Driven downward by concerns over Malaysia’s government-linked companies and questions over confidence in the country’s newly-potent opposition, the Kuala Lumpur Stock Exchange dived limit-down by more than 10 percent Monday, closing the market for an hour before it reopened to lose fractionally more.

Opposition parties taking power in some of the country’s most populous states announced plans to review major government spending projects as well as seeking to examine the books of some of the big government-linked companies, pushing down the Kuala Lumpur Composite Index by another half point after the market reopened at 4 pm. Among the hardest hit were Sime Darby, the bluest of Malaysia’s blue chips; Malaysian Resources Corp., a construction company; and UEM World Bhd, a construction company that has historically been closely tied to the United Malays National Organisation, the leading ethnic political party in the ruling national coalition, the Barisan Nasional.

Although the Barisan has retained power, holding 140 of the 220 seats in the Dewan Rakyat, or parliament, and retaining majorities in seven of Malaysia’s 13 states, and Prime Minister Abdullah Ahmad Badawi was immediately sworn in again as premier, concerns are that he has been fatally weakened.
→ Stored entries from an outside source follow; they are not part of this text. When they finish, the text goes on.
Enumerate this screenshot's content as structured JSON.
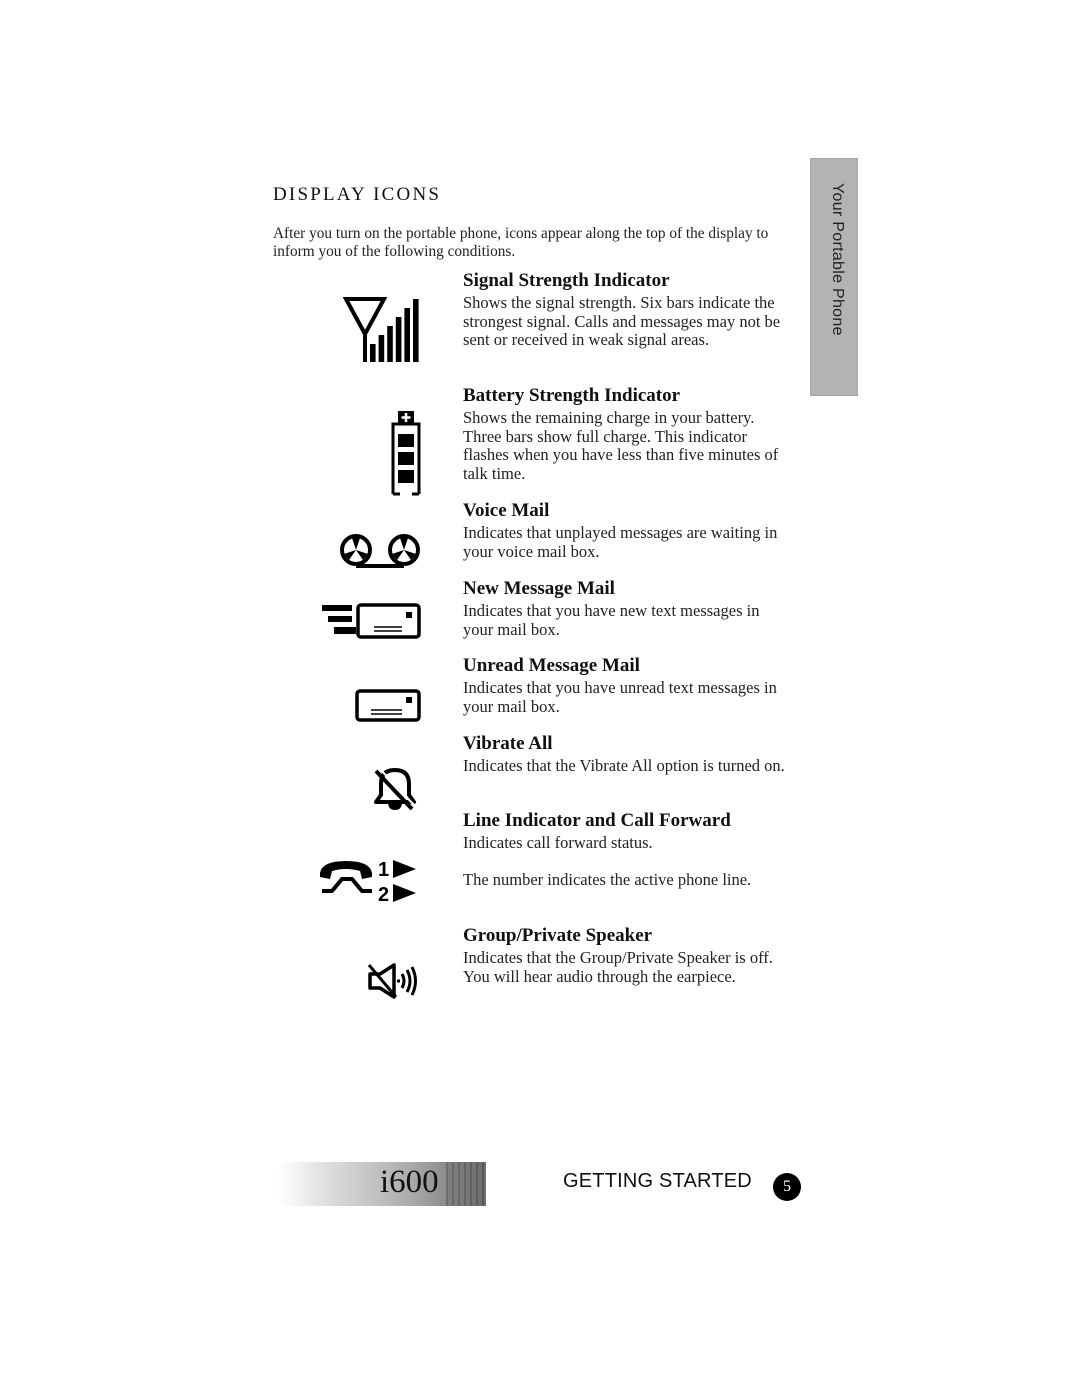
{
  "section": {
    "title": "DISPLAY ICONS",
    "intro": "After you turn on the portable phone, icons appear along the top of the display to inform you of the following conditions."
  },
  "side_tab": {
    "label": "Your Portable Phone"
  },
  "entries": [
    {
      "icon": "signal-strength-icon",
      "title": "Signal Strength Indicator",
      "body": "Shows the signal strength. Six bars indicate the strongest signal. Calls and messages may not be sent or received in weak signal areas."
    },
    {
      "icon": "battery-icon",
      "title": "Battery Strength Indicator",
      "body": "Shows the remaining charge in your battery. Three bars show full charge. This indicator flashes when you have less than five minutes of talk time."
    },
    {
      "icon": "voice-mail-icon",
      "title": "Voice Mail",
      "body": "Indicates that unplayed messages are waiting in your voice mail box."
    },
    {
      "icon": "new-message-mail-icon",
      "title": "New Message Mail",
      "body": "Indicates that you have new text messages in your mail box."
    },
    {
      "icon": "unread-message-mail-icon",
      "title": "Unread Message Mail",
      "body": "Indicates that you have unread text messages in your mail box."
    },
    {
      "icon": "vibrate-all-icon",
      "title": "Vibrate All",
      "body": "Indicates that the Vibrate All option is turned on."
    },
    {
      "icon": "line-call-forward-icon",
      "title": "Line Indicator and Call Forward",
      "body": "Indicates call forward status.",
      "body2": "The number indicates the active phone line.",
      "line_numbers": [
        "1",
        "2"
      ]
    },
    {
      "icon": "speaker-off-icon",
      "title": "Group/Private Speaker",
      "body": "Indicates that the Group/Private Speaker is off. You will hear audio through the earpiece."
    }
  ],
  "icon_details": {
    "signal_bars": 6,
    "battery_bars": 3
  },
  "footer": {
    "model": "i600",
    "chapter": "GETTING STARTED",
    "page": "5"
  }
}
There are also concerns that the opposition coalition of three parties including Parti Keadilan Rakyat, headed by former Deputy Prime Minister Anwar Ibrahim, as well as the Democratic Action Party and the fundamentalist Parti Islam se-Malaysia, or PAS, will be out to frustrate government plans at every opportunity.
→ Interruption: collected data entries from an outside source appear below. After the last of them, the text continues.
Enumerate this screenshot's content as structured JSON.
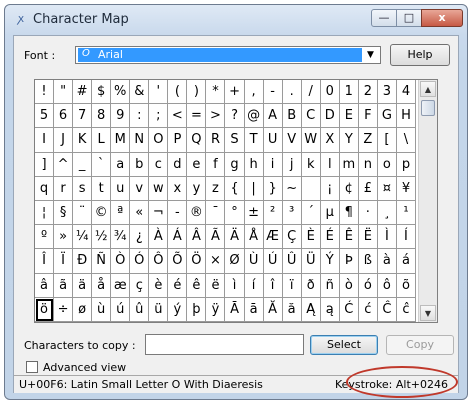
{
  "window": {
    "title": "Character Map",
    "icon": "character-map-icon",
    "controls": {
      "minimize": "—",
      "maximize": "□",
      "close": "x"
    }
  },
  "font": {
    "label": "Font :",
    "value": "Arial",
    "glyph": "O",
    "arrow": "▼"
  },
  "help_button": "Help",
  "grid": {
    "rows": [
      [
        "!",
        "\"",
        "#",
        "$",
        "%",
        "&",
        "'",
        "(",
        ")",
        "*",
        "+",
        ",",
        "-",
        ".",
        "/",
        "0",
        "1",
        "2",
        "3",
        "4"
      ],
      [
        "5",
        "6",
        "7",
        "8",
        "9",
        ":",
        ";",
        "<",
        "=",
        ">",
        "?",
        "@",
        "A",
        "B",
        "C",
        "D",
        "E",
        "F",
        "G",
        "H"
      ],
      [
        "I",
        "J",
        "K",
        "L",
        "M",
        "N",
        "O",
        "P",
        "Q",
        "R",
        "S",
        "T",
        "U",
        "V",
        "W",
        "X",
        "Y",
        "Z",
        "[",
        "\\"
      ],
      [
        "]",
        "^",
        "_",
        "`",
        "a",
        "b",
        "c",
        "d",
        "e",
        "f",
        "g",
        "h",
        "i",
        "j",
        "k",
        "l",
        "m",
        "n",
        "o",
        "p"
      ],
      [
        "q",
        "r",
        "s",
        "t",
        "u",
        "v",
        "w",
        "x",
        "y",
        "z",
        "{",
        "|",
        "}",
        "~",
        " ",
        "¡",
        "¢",
        "£",
        "¤",
        "¥"
      ],
      [
        "¦",
        "§",
        "¨",
        "©",
        "ª",
        "«",
        "¬",
        "-",
        "®",
        "¯",
        "°",
        "±",
        "²",
        "³",
        "´",
        "µ",
        "¶",
        "·",
        "¸",
        "¹"
      ],
      [
        "º",
        "»",
        "¼",
        "½",
        "¾",
        "¿",
        "À",
        "Á",
        "Â",
        "Ã",
        "Ä",
        "Å",
        "Æ",
        "Ç",
        "È",
        "É",
        "Ê",
        "Ë",
        "Ì",
        "Í"
      ],
      [
        "Î",
        "Ï",
        "Ð",
        "Ñ",
        "Ò",
        "Ó",
        "Ô",
        "Õ",
        "Ö",
        "×",
        "Ø",
        "Ù",
        "Ú",
        "Û",
        "Ü",
        "Ý",
        "Þ",
        "ß",
        "à",
        "á"
      ],
      [
        "â",
        "ã",
        "ä",
        "å",
        "æ",
        "ç",
        "è",
        "é",
        "ê",
        "ë",
        "ì",
        "í",
        "î",
        "ï",
        "ð",
        "ñ",
        "ò",
        "ó",
        "ô",
        "õ"
      ],
      [
        "ö",
        "÷",
        "ø",
        "ù",
        "ú",
        "û",
        "ü",
        "ý",
        "þ",
        "ÿ",
        "Ā",
        "ā",
        "Ă",
        "ă",
        "Ą",
        "ą",
        "Ć",
        "ć",
        "Ĉ",
        "ĉ"
      ]
    ],
    "selected": {
      "row": 9,
      "col": 0
    }
  },
  "scrollbar": {
    "up": "▲",
    "down": "▼"
  },
  "copy": {
    "label": "Characters to copy :",
    "value": "",
    "select_button": "Select",
    "copy_button": "Copy"
  },
  "advanced_view": {
    "label": "Advanced view",
    "checked": false
  },
  "status": {
    "description": "U+00F6: Latin Small Letter O With Diaeresis",
    "keystroke": "Keystroke: Alt+0246"
  },
  "colors": {
    "highlight_ring": "#c0392b",
    "font_selection": "#3399ff"
  }
}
It was by far the coalition’s biggest drubbing in Malaysia’s history as an independent country and was bigger than analysts had expected. The question now is whether the opposition, having broken the coalition’s historic hold on a two-thirds majority in parliament and possessing outright power in five states, will go after the web of crony connections that have allowed money-losing state behemoths to remain alive despite their apparent lack of commercial viability.
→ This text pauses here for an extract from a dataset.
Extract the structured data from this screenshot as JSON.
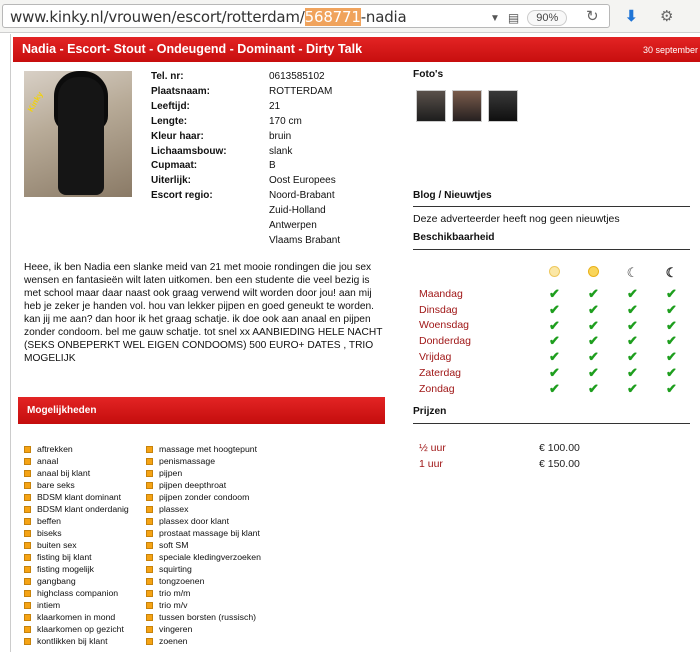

The stock exchange was forced to issue a statement saying that “The Security Commission and Bursa Malaysia would like to assure the public that market integrity remains intact, in spite of the activation of a market-wide circuit breaker today."

Probably the most important thing to note about the market’s downward slide, however, is that it wasn’t caused by racial tensions, analysts in Malaysia say. Despite comparisons to May 1969, when a rising slice of the vote went to the opposition and victory parades ended in racial violence, there is no indication that any such problems are apparent today. Crime and inflation played a role in the government’s defeat, along with long-running disillusionment with the corruption in the ruling parties.

“In my talks with the village rural folk, race wasn’t an issue,” said a Malay political campaign adviser to an UMNO candidate. “They ALL voted opposition. The Chinese voted for PAS, Malays voted for the DAP, Keadilan got mixed races, village folk were sympathetic with Chinese and Indians. They all just are sick with Abdullah Badawi and (his son-in-law, Khairy Jamaluddin) and the whole deal.”

Abdullah Badawi “failed to move the country from the corrupted system created by Mahathir owing to large vested interests,” said a Kuala Lumpur-based economist for an investment bank. “With slower economic growth post the Asian Financial Crisis, Malay Inc. (the web of companies whose existence depends on their relationships with UMNO stalwarts) started to further infringe on the rights of the non-Malays to maintain UMNO's patronage structure. Frustrations over these infringements and bias over economic and religious freedom created the backlash that is the result of the election.”

Ng Shun Sheng, a senior analyst with SBB Securities, told Reuters: "All the while we have enjoyed the political stability premium but now it has been removed. When foreigners look at it, they just exit."

It is almost certain that a period of market instability is going to follow after given the alteration of Malaysia’s political landscape Saturday. In particular, the Malaysian Chinese Association and the Malaysian Indian Congress, the parties representing ethnic Chinese and Indians in the ruling coalition, lost ground on growing discontent among minorities who feel that their interests are not being protected. Voter turnout ranged as high as 84 percent in some districts.